Two consecutive kernels or whole-grid cooperative group synchronization?

Suppose I have two tasks to run on a GPU, the second of which relying on essentially all work by the first. Traditionally, I would essentially have to write these tasks as two separate kernels and schedule the second to run at some point after the first. But - with CUDA 9, I can now synchronize on the entire grid concluding its work on the first task - using the cooperative groups feature, then proceed to have the grid do its second-task work.

My questions are:

Can we provide a rule-of-thumb regarding when it is better, in terms of performance to write two kernels, and when to use whole-grid synchronization?
If so, what would it be?
If not - why is it difficult to determine which is preferable in which cases?

Solution

Making this a CW answer so others feel free to add their opinions and edit.

The grid-wide sync feature in cooperative groups carries with it a requirement to limit the thread complement (size of the grid) to whatever is the carrying capacity of the GPU you are running on. This isn't a major performance limiter, but it requires you to write code that can flexibly use different grid sizes while still achieving max performance. grid-stride loops are a typical component of such a coding strategy.

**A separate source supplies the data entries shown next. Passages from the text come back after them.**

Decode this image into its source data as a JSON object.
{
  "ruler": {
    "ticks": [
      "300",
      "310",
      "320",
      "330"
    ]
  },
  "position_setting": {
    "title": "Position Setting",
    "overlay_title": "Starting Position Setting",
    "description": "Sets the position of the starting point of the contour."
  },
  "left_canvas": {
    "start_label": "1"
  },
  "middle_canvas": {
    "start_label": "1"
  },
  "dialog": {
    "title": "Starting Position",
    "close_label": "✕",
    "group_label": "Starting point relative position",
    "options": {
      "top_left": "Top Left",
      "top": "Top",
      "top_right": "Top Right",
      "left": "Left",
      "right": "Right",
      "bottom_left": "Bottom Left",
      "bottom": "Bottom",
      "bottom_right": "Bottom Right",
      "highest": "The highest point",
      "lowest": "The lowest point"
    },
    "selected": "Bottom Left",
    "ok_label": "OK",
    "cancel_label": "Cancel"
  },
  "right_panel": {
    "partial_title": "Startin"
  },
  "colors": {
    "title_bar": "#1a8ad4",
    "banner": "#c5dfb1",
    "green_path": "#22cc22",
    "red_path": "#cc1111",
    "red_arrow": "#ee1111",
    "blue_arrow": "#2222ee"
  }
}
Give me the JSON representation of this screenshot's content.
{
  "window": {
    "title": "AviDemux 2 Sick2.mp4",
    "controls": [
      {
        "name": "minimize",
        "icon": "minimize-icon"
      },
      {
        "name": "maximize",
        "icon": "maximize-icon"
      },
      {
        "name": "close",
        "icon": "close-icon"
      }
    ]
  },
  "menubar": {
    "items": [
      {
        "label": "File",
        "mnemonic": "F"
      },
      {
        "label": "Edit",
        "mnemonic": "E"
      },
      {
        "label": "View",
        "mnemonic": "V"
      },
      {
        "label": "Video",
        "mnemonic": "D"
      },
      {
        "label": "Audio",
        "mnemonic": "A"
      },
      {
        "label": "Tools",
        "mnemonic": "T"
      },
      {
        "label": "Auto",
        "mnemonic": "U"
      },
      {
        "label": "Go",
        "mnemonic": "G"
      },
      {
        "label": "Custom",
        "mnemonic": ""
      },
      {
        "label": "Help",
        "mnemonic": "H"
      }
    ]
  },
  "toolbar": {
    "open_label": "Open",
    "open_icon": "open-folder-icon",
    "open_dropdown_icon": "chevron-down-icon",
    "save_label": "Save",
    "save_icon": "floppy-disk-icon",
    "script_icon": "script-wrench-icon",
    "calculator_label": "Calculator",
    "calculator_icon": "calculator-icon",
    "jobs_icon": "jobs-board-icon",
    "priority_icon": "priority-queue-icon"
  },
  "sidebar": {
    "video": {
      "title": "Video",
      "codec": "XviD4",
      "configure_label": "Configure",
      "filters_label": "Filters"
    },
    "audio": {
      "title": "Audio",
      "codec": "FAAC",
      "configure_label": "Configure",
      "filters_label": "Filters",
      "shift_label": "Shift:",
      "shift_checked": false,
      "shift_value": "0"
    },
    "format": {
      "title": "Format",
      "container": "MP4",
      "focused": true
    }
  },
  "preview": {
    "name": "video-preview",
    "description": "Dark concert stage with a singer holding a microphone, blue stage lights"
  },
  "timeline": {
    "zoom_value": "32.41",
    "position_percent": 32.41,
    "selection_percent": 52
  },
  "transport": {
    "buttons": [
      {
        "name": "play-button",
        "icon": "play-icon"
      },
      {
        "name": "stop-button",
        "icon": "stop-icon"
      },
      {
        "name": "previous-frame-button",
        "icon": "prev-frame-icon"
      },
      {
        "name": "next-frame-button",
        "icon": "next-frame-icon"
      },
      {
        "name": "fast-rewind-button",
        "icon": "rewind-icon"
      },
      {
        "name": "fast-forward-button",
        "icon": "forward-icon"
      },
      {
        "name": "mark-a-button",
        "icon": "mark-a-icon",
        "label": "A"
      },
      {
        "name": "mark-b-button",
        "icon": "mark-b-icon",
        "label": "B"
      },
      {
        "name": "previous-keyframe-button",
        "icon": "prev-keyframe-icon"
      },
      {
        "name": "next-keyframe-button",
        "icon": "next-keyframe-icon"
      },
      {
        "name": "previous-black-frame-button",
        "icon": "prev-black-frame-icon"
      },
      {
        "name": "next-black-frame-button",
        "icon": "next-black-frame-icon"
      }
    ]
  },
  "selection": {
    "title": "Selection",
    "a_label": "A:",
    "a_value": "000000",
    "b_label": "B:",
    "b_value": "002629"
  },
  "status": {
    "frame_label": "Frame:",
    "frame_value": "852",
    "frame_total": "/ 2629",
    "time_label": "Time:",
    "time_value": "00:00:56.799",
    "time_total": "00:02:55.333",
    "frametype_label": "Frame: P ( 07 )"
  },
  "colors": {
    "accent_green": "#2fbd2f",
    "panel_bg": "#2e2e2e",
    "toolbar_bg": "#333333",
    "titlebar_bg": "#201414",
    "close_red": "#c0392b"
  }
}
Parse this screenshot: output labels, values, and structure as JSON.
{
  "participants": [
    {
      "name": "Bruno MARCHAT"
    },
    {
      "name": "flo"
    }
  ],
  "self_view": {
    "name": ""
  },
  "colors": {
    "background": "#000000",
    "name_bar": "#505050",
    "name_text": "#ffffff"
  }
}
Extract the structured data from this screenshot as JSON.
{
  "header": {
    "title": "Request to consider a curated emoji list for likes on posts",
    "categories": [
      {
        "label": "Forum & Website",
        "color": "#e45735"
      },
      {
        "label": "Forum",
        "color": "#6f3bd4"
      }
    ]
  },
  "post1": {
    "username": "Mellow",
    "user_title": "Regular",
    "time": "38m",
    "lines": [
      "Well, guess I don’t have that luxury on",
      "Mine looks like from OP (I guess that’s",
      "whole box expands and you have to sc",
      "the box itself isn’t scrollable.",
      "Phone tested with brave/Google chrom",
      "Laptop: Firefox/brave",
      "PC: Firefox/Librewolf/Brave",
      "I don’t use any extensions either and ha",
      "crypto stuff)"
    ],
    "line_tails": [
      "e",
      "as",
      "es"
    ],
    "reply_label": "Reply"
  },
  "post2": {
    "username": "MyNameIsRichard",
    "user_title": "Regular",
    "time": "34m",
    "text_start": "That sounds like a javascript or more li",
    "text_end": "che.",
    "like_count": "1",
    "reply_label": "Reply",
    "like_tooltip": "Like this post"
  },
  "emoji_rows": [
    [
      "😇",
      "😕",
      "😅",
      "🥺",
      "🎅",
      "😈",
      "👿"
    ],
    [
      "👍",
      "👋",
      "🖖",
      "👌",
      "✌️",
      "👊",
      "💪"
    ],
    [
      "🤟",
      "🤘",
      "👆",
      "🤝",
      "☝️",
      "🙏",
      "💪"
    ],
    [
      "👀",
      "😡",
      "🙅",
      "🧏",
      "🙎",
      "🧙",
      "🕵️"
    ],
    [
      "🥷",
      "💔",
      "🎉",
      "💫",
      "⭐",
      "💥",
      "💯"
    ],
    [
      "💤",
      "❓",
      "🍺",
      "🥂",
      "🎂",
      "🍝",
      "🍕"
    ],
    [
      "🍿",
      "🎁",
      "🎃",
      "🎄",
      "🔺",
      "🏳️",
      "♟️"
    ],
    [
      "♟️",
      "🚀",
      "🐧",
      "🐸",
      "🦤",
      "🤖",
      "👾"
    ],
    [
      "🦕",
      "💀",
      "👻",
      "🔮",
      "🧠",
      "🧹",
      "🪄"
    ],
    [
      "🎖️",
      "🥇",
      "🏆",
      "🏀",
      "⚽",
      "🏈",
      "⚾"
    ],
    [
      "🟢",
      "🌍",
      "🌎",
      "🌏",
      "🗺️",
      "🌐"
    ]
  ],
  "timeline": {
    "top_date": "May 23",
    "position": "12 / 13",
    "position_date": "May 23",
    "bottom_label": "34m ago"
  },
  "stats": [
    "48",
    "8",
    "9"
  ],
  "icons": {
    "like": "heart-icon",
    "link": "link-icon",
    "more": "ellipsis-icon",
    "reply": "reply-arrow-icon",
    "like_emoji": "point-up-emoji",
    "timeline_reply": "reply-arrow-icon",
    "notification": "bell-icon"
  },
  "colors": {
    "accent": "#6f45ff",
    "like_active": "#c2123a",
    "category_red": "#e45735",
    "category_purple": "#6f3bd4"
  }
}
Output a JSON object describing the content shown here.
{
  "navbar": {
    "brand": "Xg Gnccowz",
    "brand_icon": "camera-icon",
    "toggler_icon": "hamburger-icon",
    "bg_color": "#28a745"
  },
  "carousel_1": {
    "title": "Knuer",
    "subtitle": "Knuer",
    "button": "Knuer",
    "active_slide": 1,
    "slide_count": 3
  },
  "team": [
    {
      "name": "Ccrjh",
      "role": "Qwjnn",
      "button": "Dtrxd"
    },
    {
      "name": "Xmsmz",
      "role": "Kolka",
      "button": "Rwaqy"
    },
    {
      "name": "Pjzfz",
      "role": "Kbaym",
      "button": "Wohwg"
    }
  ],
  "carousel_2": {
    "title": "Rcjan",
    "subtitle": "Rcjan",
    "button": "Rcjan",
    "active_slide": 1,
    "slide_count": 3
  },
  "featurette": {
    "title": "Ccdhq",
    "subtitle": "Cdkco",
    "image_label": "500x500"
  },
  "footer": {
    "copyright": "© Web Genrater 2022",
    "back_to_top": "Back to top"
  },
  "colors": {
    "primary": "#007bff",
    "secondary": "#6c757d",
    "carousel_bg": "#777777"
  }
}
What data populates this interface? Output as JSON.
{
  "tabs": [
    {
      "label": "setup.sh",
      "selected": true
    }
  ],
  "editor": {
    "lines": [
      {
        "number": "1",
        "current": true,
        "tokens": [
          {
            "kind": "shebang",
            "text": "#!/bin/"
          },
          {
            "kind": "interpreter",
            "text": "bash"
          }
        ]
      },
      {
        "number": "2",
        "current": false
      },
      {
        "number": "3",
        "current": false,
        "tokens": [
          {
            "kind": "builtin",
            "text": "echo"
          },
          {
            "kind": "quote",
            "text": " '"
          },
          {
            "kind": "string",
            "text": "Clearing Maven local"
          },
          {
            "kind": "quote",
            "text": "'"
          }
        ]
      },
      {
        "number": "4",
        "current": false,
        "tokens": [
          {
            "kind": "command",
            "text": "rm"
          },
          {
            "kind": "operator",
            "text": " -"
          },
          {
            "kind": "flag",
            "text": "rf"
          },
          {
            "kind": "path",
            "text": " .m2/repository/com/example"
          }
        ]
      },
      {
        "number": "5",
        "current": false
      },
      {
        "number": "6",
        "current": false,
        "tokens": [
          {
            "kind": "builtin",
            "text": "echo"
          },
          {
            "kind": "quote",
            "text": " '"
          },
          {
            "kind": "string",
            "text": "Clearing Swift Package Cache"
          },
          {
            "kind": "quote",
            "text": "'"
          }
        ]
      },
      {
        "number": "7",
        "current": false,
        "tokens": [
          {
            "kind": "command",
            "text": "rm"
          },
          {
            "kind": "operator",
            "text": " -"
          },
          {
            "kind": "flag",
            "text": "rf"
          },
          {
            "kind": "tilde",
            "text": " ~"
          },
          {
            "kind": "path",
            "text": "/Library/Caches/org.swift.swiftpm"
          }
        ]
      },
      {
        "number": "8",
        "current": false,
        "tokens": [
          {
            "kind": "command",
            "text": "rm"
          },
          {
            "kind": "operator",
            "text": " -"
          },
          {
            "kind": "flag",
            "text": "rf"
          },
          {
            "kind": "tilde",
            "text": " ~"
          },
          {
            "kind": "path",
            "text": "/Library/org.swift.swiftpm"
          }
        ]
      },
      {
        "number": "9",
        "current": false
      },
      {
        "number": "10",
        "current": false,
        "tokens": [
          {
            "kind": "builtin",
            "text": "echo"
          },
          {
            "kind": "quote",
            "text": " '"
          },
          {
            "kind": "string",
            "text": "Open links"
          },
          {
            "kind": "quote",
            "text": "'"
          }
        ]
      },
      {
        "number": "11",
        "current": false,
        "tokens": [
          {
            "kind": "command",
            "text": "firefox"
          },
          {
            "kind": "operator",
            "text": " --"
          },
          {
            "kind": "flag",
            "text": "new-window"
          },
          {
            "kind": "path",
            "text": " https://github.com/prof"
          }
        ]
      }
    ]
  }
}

Therefore the grid-wide sync feature will often require careful coding and additional code overhead (e.g. use of the occupancy API) to achieve maximum performance, especially compared to simple or naive kernels.

To offset this possible reduction in programmer productivity, some possible benefits are:

In the situation where launch overhead is a significant portion of the overall runtime, then the cooperative grid-wide sync may afford significant benefit. In addition to the fusion of 2 separate kernels, algorithms that may call kernels in a loop, for example jacobi iteration/relaxation, or other timestep simulation algorithms, may benefit noticeably, since the launch loop can effectively be "moved onto the GPU", replacing a loop of kernel launches with a single kernel call.
In the situation where there is a significant amount of on-chip "state" (e.g. register contents, shared memory contents), which is needed to be loaded before the grid-wide sync, and will be used after the grid-wide sync, then cooperative groups may be a significant win, saving the time in the kernel that would have followed that grid-wide sync, that would have been used to re-load state. This appears to have been the motivation here (see section 4.3) for example. I'm not suggesting they were using cooperative groups (they were not). I'm suggesting they were motivated to seek a grid-wide sync, using makeshift methods available at the time, to eliminate both the cost of state reload, plus possibly the cost of kernel launch overhead.